In my early 40s, I had a transformative event on the beach that changed everything. My entire guidance system was replaced by something that felt both external and also deeply internal. I no longer sought affirmation or approval from anyone. Instead, this identity that revealed itself to me (God, Life, Spirit, my true self, whatever word you like) became the sole and exclusive guidance and check point for my life— in a single moment!
I was talking with a close friend the other day about this. He asked me, “How important is it to you to be liked?” I quickly said, “not very important, though it was for many years.” He helps business people, CEOs and such (including me). He said, “You know how many of my clients are driven by the need to be liked?” I had no idea. “90 percent.”
I was baffled because it doesn’t seem possible to own a business, to lead a team and be driven by what they think of me or whether they like me. Instead, I know my mission and my job. That’s to always do what I think is right. This is why it’s very easy for me to communicate with the people on my team and help align, orient, and inspire them. I don’t see how it would be possible if my guidance system was a group of human beings (with their own limitations, inspirations, needs, agendas and such). Impossible!

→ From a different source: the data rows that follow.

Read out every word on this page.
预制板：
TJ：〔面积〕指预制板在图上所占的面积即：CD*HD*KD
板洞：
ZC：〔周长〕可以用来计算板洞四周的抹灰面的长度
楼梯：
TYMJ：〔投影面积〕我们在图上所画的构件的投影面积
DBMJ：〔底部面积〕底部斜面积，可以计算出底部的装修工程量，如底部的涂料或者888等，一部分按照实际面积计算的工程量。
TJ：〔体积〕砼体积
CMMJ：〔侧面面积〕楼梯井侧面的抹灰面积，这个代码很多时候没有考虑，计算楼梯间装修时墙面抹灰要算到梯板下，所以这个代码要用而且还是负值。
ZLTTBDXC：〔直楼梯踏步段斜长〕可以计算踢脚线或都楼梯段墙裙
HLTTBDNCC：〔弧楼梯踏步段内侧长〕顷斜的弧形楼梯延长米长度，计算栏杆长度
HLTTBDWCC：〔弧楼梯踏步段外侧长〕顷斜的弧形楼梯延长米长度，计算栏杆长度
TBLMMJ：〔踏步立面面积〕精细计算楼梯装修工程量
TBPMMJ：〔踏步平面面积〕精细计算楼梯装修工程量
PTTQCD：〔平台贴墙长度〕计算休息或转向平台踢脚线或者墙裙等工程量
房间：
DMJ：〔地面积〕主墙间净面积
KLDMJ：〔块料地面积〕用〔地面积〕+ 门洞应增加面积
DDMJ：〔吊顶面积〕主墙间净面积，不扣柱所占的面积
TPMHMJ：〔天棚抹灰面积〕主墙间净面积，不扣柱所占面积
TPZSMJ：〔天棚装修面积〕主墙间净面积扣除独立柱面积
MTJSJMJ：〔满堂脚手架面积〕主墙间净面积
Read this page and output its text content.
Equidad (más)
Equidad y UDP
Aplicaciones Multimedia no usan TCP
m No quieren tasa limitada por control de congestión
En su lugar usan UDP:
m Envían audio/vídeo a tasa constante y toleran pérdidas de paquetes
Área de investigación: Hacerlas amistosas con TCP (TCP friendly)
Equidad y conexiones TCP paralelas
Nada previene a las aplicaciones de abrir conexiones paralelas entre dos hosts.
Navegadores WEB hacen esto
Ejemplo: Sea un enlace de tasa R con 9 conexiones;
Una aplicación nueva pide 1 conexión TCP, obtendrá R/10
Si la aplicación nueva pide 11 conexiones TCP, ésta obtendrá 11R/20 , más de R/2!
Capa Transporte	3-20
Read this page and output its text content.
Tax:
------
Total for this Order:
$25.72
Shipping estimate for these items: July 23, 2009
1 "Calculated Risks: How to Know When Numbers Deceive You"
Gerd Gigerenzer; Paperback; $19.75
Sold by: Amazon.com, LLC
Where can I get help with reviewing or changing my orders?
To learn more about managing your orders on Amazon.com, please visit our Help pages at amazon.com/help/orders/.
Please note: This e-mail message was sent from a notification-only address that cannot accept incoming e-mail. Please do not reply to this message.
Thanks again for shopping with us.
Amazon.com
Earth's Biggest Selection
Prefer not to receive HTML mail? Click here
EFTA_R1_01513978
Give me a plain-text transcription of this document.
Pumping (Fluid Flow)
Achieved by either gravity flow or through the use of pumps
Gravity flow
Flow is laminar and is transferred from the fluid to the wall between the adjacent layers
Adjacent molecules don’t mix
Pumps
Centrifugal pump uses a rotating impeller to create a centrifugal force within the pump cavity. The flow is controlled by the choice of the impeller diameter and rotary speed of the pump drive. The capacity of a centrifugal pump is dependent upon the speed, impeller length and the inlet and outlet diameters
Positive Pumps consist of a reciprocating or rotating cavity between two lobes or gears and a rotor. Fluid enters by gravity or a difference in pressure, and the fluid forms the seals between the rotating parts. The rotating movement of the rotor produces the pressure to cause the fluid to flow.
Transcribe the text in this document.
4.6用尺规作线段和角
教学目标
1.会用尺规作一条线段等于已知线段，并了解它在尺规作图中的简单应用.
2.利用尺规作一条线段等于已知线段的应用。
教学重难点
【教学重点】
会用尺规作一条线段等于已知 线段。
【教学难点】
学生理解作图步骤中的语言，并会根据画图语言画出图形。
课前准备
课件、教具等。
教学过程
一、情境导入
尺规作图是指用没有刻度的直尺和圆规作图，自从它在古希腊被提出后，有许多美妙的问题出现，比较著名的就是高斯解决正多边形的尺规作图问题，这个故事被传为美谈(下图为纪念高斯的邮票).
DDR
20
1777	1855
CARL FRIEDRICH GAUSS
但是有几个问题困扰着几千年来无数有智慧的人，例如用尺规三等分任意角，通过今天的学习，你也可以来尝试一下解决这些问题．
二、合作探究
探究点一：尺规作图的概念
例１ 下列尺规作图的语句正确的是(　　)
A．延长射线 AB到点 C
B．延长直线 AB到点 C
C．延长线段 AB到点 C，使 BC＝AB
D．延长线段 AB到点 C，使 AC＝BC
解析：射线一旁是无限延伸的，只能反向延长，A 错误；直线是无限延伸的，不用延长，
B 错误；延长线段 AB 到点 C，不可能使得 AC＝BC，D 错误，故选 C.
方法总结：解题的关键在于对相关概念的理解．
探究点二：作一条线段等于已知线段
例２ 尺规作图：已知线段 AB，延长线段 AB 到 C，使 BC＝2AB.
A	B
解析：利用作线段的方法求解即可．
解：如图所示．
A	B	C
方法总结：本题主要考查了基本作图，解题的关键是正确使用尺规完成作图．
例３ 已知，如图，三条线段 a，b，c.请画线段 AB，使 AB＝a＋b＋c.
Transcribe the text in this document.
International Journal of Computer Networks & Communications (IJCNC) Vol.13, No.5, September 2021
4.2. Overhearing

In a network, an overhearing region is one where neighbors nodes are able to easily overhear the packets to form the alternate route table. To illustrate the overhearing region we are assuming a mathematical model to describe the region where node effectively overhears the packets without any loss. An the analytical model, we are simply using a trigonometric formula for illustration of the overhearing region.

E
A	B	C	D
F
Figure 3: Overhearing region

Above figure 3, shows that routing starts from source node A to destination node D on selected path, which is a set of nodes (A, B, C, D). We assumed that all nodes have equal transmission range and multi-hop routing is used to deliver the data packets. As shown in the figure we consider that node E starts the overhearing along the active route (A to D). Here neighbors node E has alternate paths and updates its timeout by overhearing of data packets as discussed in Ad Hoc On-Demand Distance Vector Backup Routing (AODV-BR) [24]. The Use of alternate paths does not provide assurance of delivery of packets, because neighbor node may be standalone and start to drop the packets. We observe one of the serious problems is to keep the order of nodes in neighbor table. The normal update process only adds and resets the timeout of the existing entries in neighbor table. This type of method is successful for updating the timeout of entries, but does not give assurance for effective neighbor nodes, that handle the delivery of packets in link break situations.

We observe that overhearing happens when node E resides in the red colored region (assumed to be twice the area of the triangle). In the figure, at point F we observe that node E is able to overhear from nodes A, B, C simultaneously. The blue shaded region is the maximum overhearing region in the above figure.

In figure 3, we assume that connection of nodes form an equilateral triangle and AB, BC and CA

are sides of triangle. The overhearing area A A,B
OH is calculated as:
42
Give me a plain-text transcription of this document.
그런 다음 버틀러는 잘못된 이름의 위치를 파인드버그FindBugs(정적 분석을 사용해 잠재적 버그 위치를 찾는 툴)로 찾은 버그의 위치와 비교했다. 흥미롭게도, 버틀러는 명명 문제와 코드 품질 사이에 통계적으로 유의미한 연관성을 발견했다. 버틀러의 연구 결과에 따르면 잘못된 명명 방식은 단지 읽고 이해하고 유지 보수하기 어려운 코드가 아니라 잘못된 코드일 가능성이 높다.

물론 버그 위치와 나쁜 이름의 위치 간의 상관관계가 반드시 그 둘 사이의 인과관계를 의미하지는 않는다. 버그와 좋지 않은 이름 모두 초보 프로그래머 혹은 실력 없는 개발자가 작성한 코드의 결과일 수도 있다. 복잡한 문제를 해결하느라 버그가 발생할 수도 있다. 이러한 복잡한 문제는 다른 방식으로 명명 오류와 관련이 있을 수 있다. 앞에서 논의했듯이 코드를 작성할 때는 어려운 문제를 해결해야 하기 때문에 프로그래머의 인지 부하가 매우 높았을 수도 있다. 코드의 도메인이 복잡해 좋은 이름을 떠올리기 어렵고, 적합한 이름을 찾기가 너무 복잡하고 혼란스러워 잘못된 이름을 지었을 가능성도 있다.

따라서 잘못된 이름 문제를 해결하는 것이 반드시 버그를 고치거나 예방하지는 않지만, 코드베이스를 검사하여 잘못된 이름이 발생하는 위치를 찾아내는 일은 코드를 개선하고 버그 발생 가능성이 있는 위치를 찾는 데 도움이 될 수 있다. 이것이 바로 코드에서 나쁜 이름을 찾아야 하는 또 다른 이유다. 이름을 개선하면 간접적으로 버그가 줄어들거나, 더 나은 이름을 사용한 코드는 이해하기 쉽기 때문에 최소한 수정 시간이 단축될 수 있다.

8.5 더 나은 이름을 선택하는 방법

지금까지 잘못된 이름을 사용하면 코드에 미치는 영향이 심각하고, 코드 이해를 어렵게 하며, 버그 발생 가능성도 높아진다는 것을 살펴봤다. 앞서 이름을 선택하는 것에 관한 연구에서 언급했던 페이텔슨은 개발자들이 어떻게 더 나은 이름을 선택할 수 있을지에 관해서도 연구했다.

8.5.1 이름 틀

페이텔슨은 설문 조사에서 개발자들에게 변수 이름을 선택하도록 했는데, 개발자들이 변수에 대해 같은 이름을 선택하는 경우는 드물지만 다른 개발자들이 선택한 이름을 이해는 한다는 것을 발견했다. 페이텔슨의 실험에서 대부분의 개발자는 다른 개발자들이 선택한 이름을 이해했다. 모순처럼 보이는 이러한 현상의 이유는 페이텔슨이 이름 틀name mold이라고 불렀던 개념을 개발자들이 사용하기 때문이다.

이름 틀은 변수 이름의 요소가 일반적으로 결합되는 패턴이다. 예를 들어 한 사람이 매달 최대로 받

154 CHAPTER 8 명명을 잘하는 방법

In speaking with my wife this morning about all this, I realized that I’ve seen this trajectory (from needing to be liked by others to having a larger and rock-solid beacon) in many men I’ve been close with. We all seem to go through this developmental arc. If I’m correct about that, then this is just human nature. It doesn’t make any of us wrong, less than, defective, or anything like that. It’s just part of our life cycle. I love things like this that normalize the human experience, not only for me, but for all of us!